Hoy me han dado los resultados del TAC, todo rápido y veloz como Rayo McQueen. Aparentemente para los médicos y para mi familia todo marcha bien porque no aparece la palabra cáncer por ningún lado, y eso es lo que me mosquea enormemente. Bien es cierto, que aparecen numerosos interrogantes a mi parecer. Empecemos por partes:
• Micronódulo pulmonar subpleural inespecífico en lóbulo inferior derecho. Esto puede ser benigno o maligno como todos los nódulos. Si a ello le añades un “leve engrosamiento pleuroparenquimatoso apical bilateral”, la has “cagado macho” y si a esto le sumas un “atelectasia subsegmentaria en lóbulo medio” pues te has caído con todo el equipo. En definitiva, la metástasis al pulmón ha llegado.
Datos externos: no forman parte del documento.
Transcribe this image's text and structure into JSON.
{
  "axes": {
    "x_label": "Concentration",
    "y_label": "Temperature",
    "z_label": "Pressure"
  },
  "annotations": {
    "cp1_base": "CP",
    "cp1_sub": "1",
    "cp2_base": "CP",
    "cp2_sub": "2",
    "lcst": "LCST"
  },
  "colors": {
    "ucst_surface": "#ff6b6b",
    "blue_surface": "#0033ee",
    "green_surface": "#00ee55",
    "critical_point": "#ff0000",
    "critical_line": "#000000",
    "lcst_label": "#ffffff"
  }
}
Lo bueno es que todavía no tengo derrame pleural.
• En el hígado se observa una imagen hipoecogénica de 8mm, es decir, más oscura de lo normal, de dudoso realce nodular periférico, sugestiva de hemangioma (tumor benigno), lo mismo que me dijo Nerea en la ecografía. Además, cinco lesiones subcentimétricas de baja atenuación, que no se pueden caracterizar por su escaso tamaño. En definitiva, que en el hígado no se mojan. Que todo es muy bonito y precioso.
• En la escápula izquierda se identifica una lesión lítica redondeada de 1 cm de bordes esclerosos. Pequeños islotes óseos en ambos ilíacos y en la cabeza femoral derecha. En definitiva, que me ha llegado a los huesos. Pero no me duele y puedo correr todavía, parezco hecho de hormigón.
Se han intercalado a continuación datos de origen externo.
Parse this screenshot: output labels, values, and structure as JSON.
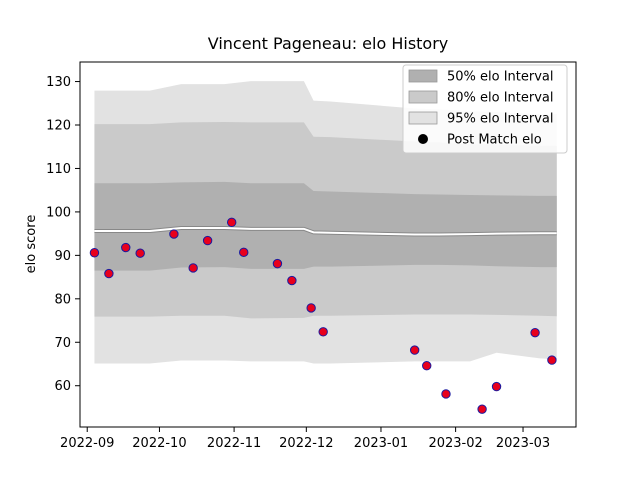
{
  "chart_data": {
    "type": "scatter",
    "title": "Vincent Pageneau: elo History",
    "xlabel": "",
    "ylabel": "elo score",
    "xlim": [
      "2022-08-29",
      "2023-03-23"
    ],
    "ylim": [
      50.5,
      134.5
    ],
    "x_ticks": [
      "2022-09",
      "2022-10",
      "2022-11",
      "2022-12",
      "2023-01",
      "2023-02",
      "2023-03"
    ],
    "y_ticks": [
      60,
      70,
      80,
      90,
      100,
      110,
      120,
      130
    ],
    "legend_position": "top-right",
    "grid": false,
    "legend": [
      {
        "label": "50% elo Interval",
        "kind": "band",
        "color": "#b0b0b0"
      },
      {
        "label": "80% elo Interval",
        "kind": "band",
        "color": "#cacaca"
      },
      {
        "label": "95% elo Interval",
        "kind": "band",
        "color": "#e2e2e2"
      },
      {
        "label": "Post Match elo",
        "kind": "marker",
        "color": "#000000"
      }
    ],
    "bands": {
      "x": [
        "2022-09-04",
        "2022-09-17",
        "2022-09-27",
        "2022-10-10",
        "2022-10-28",
        "2022-11-08",
        "2022-11-30",
        "2022-12-04",
        "2022-12-11",
        "2023-01-15",
        "2023-01-25",
        "2023-02-07",
        "2023-02-18",
        "2023-03-08",
        "2023-03-15"
      ],
      "p50_low": [
        86.5,
        86.5,
        86.5,
        87.2,
        87.3,
        86.9,
        86.9,
        87.4,
        87.4,
        87.8,
        87.8,
        87.7,
        87.5,
        87.3,
        87.3
      ],
      "p50_high": [
        106.6,
        106.6,
        106.6,
        106.8,
        106.9,
        106.6,
        106.6,
        104.8,
        104.7,
        104.1,
        104.0,
        103.9,
        103.8,
        103.7,
        103.7
      ],
      "p80_low": [
        75.9,
        75.9,
        75.9,
        76.1,
        76.1,
        75.5,
        75.6,
        76.1,
        76.1,
        76.4,
        76.4,
        76.4,
        76.3,
        76.1,
        76.0
      ],
      "p80_high": [
        120.2,
        120.2,
        120.2,
        120.6,
        120.7,
        120.6,
        120.6,
        117.3,
        117.2,
        116.2,
        116.0,
        115.6,
        115.5,
        115.2,
        115.2
      ],
      "p95_low": [
        65.1,
        65.1,
        65.1,
        65.8,
        65.8,
        65.6,
        65.6,
        65.1,
        65.1,
        65.6,
        65.6,
        65.6,
        67.6,
        66.3,
        66.1
      ],
      "p95_high": [
        127.9,
        127.9,
        127.9,
        129.4,
        129.4,
        130.1,
        130.1,
        125.6,
        125.4,
        123.8,
        123.6,
        123.2,
        123.0,
        122.5,
        122.5
      ],
      "median": [
        95.6,
        95.6,
        95.6,
        96.3,
        96.3,
        96.1,
        96.1,
        95.3,
        95.2,
        94.8,
        94.8,
        94.9,
        95.0,
        95.1,
        95.1
      ]
    },
    "points": {
      "x": [
        "2022-09-04",
        "2022-09-10",
        "2022-09-17",
        "2022-09-23",
        "2022-10-07",
        "2022-10-15",
        "2022-10-21",
        "2022-10-31",
        "2022-11-05",
        "2022-11-19",
        "2022-11-25",
        "2022-12-03",
        "2022-12-08",
        "2023-01-15",
        "2023-01-20",
        "2023-01-28",
        "2023-02-12",
        "2023-02-18",
        "2023-03-06",
        "2023-03-13"
      ],
      "y": [
        90.6,
        85.8,
        91.8,
        90.5,
        94.9,
        87.1,
        93.4,
        97.6,
        90.7,
        88.1,
        84.2,
        77.9,
        72.4,
        68.2,
        64.6,
        58.1,
        54.6,
        59.8,
        72.2,
        65.9
      ]
    },
    "style": {
      "marker_face": "#e8001c",
      "marker_edge": "#1a1aa0",
      "band50": "#b0b0b0",
      "band80": "#cacaca",
      "band95": "#e2e2e2",
      "median_line": "#ffffff",
      "median_outline": "#888888"
    }
  }
}
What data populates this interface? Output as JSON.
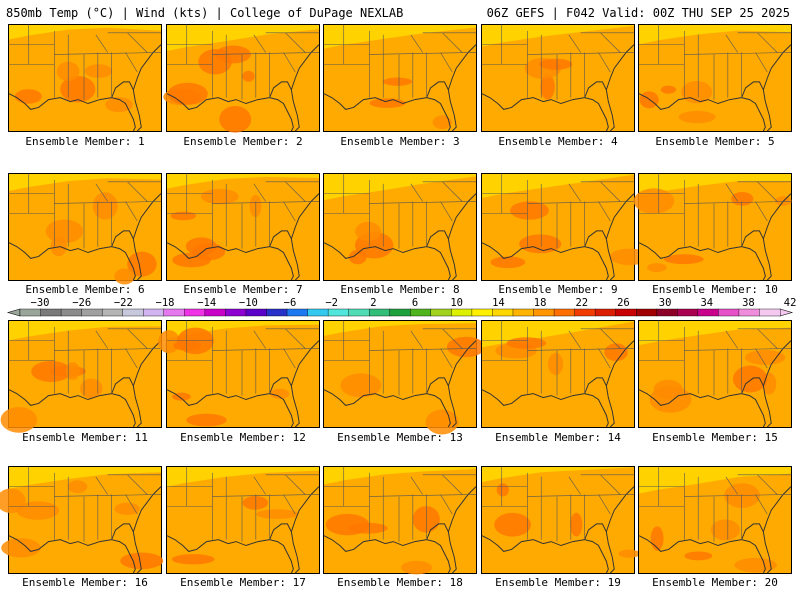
{
  "header": {
    "title_left": "850mb Temp (°C) | Wind (kts) | College of DuPage NEXLAB",
    "title_right": "06Z GEFS | F042 Valid: 00Z THU SEP 25 2025"
  },
  "panels": [
    {
      "caption": "Ensemble Member: 1",
      "member": 1
    },
    {
      "caption": "Ensemble Member: 2",
      "member": 2
    },
    {
      "caption": "Ensemble Member: 3",
      "member": 3
    },
    {
      "caption": "Ensemble Member: 4",
      "member": 4
    },
    {
      "caption": "Ensemble Member: 5",
      "member": 5
    },
    {
      "caption": "Ensemble Member: 6",
      "member": 6
    },
    {
      "caption": "Ensemble Member: 7",
      "member": 7
    },
    {
      "caption": "Ensemble Member: 8",
      "member": 8
    },
    {
      "caption": "Ensemble Member: 9",
      "member": 9
    },
    {
      "caption": "Ensemble Member: 10",
      "member": 10
    },
    {
      "caption": "Ensemble Member: 11",
      "member": 11
    },
    {
      "caption": "Ensemble Member: 12",
      "member": 12
    },
    {
      "caption": "Ensemble Member: 13",
      "member": 13
    },
    {
      "caption": "Ensemble Member: 14",
      "member": 14
    },
    {
      "caption": "Ensemble Member: 15",
      "member": 15
    },
    {
      "caption": "Ensemble Member: 16",
      "member": 16
    },
    {
      "caption": "Ensemble Member: 17",
      "member": 17
    },
    {
      "caption": "Ensemble Member: 18",
      "member": 18
    },
    {
      "caption": "Ensemble Member: 19",
      "member": 19
    },
    {
      "caption": "Ensemble Member: 20",
      "member": 20
    }
  ],
  "colorbar": {
    "labels": [
      "−30",
      "−26",
      "−22",
      "−18",
      "−14",
      "−10",
      "−6",
      "−2",
      "2",
      "6",
      "10",
      "14",
      "18",
      "22",
      "26",
      "30",
      "34",
      "38",
      "42"
    ],
    "colors": [
      "#9aa69a",
      "#7a7a7a",
      "#8c8c8c",
      "#a0a0a0",
      "#b4b4b4",
      "#c8c8dc",
      "#d2b4f0",
      "#e678f0",
      "#f032e6",
      "#c800c8",
      "#8c00d2",
      "#5a00c8",
      "#2832c8",
      "#1e78f0",
      "#32c8f0",
      "#50e6dc",
      "#50dcb4",
      "#32be78",
      "#1ea03c",
      "#50b41e",
      "#a0d21e",
      "#dcf000",
      "#fff000",
      "#ffd700",
      "#ffb400",
      "#ff9600",
      "#ff6e00",
      "#f03c00",
      "#dc1e00",
      "#c80000",
      "#a00000",
      "#8c0028",
      "#aa0050",
      "#c8008c",
      "#e650c8",
      "#f08cdc",
      "#f5c8f0"
    ],
    "unit_note": "850mb temperature °C"
  }
}
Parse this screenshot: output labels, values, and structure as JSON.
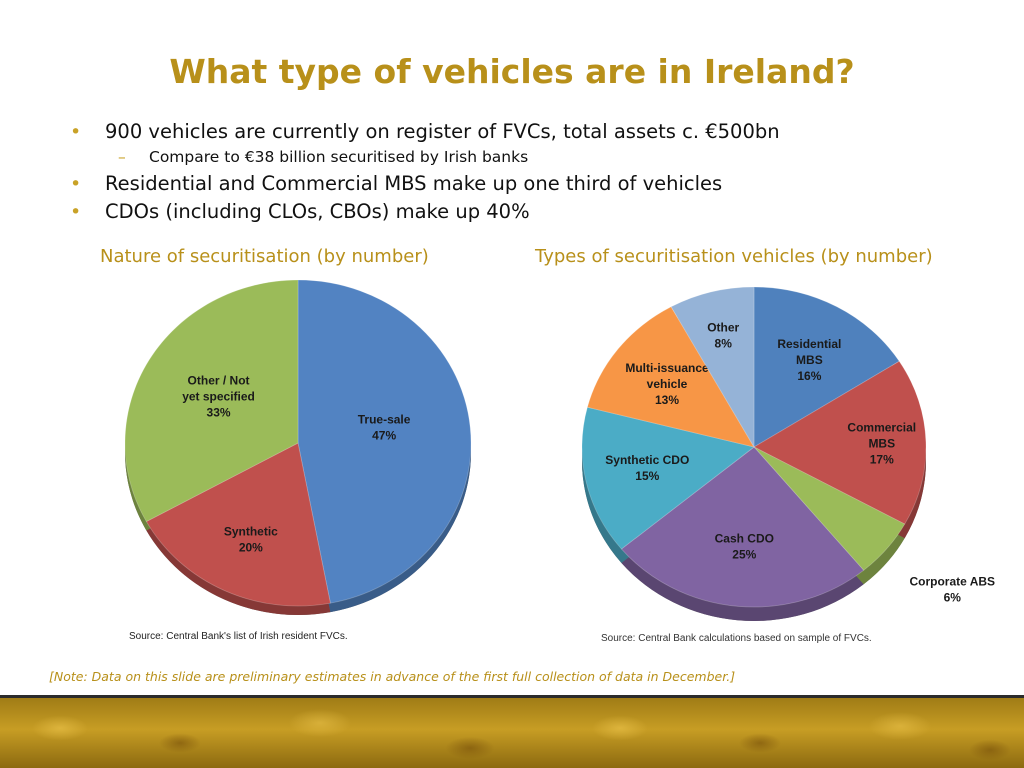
{
  "slide": {
    "title": "What type of vehicles are in Ireland?",
    "bullets": [
      "900 vehicles are currently on register of FVCs, total assets c. €500bn",
      "Residential and Commercial MBS make up one third of vehicles",
      "CDOs (including CLOs, CBOs) make up 40%"
    ],
    "sub_bullets": [
      "Compare to €38 billion securitised by Irish banks"
    ],
    "bullet_marker": "•",
    "sub_marker": "–",
    "note": "[Note: Data on this slide are preliminary estimates in advance of the first full collection of data in December.]",
    "accent_color": "#b8901a"
  },
  "chart_data": [
    {
      "type": "pie",
      "title": "Nature of securitisation (by number)",
      "source": "Source: Central Bank's list of Irish resident FVCs.",
      "slices": [
        {
          "label": [
            "True-sale",
            "47%"
          ],
          "value": 47,
          "color": "#5283c2"
        },
        {
          "label": [
            "Synthetic",
            "20%"
          ],
          "value": 20,
          "color": "#c0504d"
        },
        {
          "label": [
            "Other / Not",
            "yet specified",
            "33%"
          ],
          "value": 33,
          "color": "#9bbb59"
        }
      ]
    },
    {
      "type": "pie",
      "title": "Types of securitisation vehicles (by number)",
      "source": "Source: Central Bank calculations based on sample of FVCs.",
      "slices": [
        {
          "label": [
            "Residential",
            "MBS",
            "16%"
          ],
          "value": 16,
          "color": "#4f81bd"
        },
        {
          "label": [
            "Commercial",
            "MBS",
            "17%"
          ],
          "value": 17,
          "color": "#c0504d"
        },
        {
          "label": [
            "Corporate ABS",
            "6%"
          ],
          "value": 6,
          "color": "#9bbb59"
        },
        {
          "label": [
            "Cash CDO",
            "25%"
          ],
          "value": 25,
          "color": "#8064a2"
        },
        {
          "label": [
            "Synthetic CDO",
            "15%"
          ],
          "value": 15,
          "color": "#4bacc6"
        },
        {
          "label": [
            "Multi-issuance",
            "vehicle",
            "13%"
          ],
          "value": 13,
          "color": "#f79646"
        },
        {
          "label": [
            "Other",
            "8%"
          ],
          "value": 8,
          "color": "#95b3d7"
        }
      ]
    }
  ]
}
Lo gracioso, es que he ido a ver un internista, ya que mi madre iba a ver qué tal estaba de la tensión y ya de paso le he contado todo lo que pensaba con pelos y señales. Al TAC no le ha dado la más mínima importancia. Pero, si le ha dado importancia a los ganglios cervicales y supraclaviculares ¿Por qué será (Episodio 1)? Por cierto, hoy me han hecho el PAAF del ganglio de Virchow, la chica parecía una torera metiendo y sacando la aguja por mi clavícula.
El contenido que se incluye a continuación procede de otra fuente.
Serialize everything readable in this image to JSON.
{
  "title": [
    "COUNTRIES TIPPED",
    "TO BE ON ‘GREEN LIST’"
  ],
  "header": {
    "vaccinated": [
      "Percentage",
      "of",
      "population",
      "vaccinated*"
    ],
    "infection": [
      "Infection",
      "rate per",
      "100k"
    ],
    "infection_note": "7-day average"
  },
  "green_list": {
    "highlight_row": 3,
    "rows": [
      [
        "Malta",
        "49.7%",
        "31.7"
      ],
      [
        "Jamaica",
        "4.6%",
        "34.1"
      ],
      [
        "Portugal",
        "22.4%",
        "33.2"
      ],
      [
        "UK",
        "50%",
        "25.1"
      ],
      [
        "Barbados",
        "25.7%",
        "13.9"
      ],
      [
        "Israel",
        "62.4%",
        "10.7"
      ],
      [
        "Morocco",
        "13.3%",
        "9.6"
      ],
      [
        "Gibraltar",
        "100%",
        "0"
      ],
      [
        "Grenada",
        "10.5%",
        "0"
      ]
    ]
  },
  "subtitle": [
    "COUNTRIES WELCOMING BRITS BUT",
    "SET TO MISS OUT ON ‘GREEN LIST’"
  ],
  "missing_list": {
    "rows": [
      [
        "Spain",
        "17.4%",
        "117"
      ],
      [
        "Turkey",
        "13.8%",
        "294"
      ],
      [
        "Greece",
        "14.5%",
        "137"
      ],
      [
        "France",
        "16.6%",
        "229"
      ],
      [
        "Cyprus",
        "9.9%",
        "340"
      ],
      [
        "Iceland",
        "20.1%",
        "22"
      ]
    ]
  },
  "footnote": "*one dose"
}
El internista, Don Fernando Ródenas, me ha tratado como me merezco, es decir, con cariño y educación,
explicándome todo, pero nunca dándome la razón en nada, quizás los médicos tienen medidas disuasorias en caso de que venga un listillo como yo a decirle que quiero que me diga de una vez que tengo cáncer, por esto, por esto y por esto. Pero, no salía de ahí. Lo de la bilirrubina alta nada, puede ser un Gilbert, aunque le extraña. Me ha dicho que no tengo ictericia, únicamente los ojos anacarados, en la vida los he tenido así. Los leucocitos bajos le ha extrañado, eso sí. Las uñas pálidas por falta de oxigenación, las palmas rojas nada de eritema palmar, sino sindorme de Raynaud por mi estrés. Falta de vello facial, pectoral y púbico por problemas de hormonas. Insuficiencia hepática ni de broma, teniendo unas transaminasas en perfecto estado. La conclusión es que me ha hablado con cariño y respeto pero no me ha solucionado la vida. Eso sí, a mi madre y a su marido les ha dejado con una sonrisa en la boca, pero la realidad queridos míos es otra bien distinta.
Y sigo cabreándome con el de la ecografía, con el de la gastroscopia y con el internista del Quirón. Como veis, el ecógrafista me tenía que haber mandado una punción del ganglio como hizo Nerea; el gastroscopista una biopsia de la mucosa ectópica gástrica del esófago, porque ahí radica el problema de todo y el internista por no saber interpretar unos análisis y no ahondar más allá y tratarme con desprecio, porque yo no estoy así por vicio camaradas. Las denuncias a estos tres van a llegar brevemente. Mañana a hablar con el Dr Pellicer nuevamente, pero debo ser un caso extraño en el que yo sepa lo que tengo y los doctores no tengan ni idea. Y como podéis ver, estamos volviendo al principio, ahora a analizar un ganglio, que hace dos meses se tenía que haber hecho. Lo bueno, es que tengo mejor cara que en Diciembre, pero por dentro, como diría aquel: “¡Estás podrío!”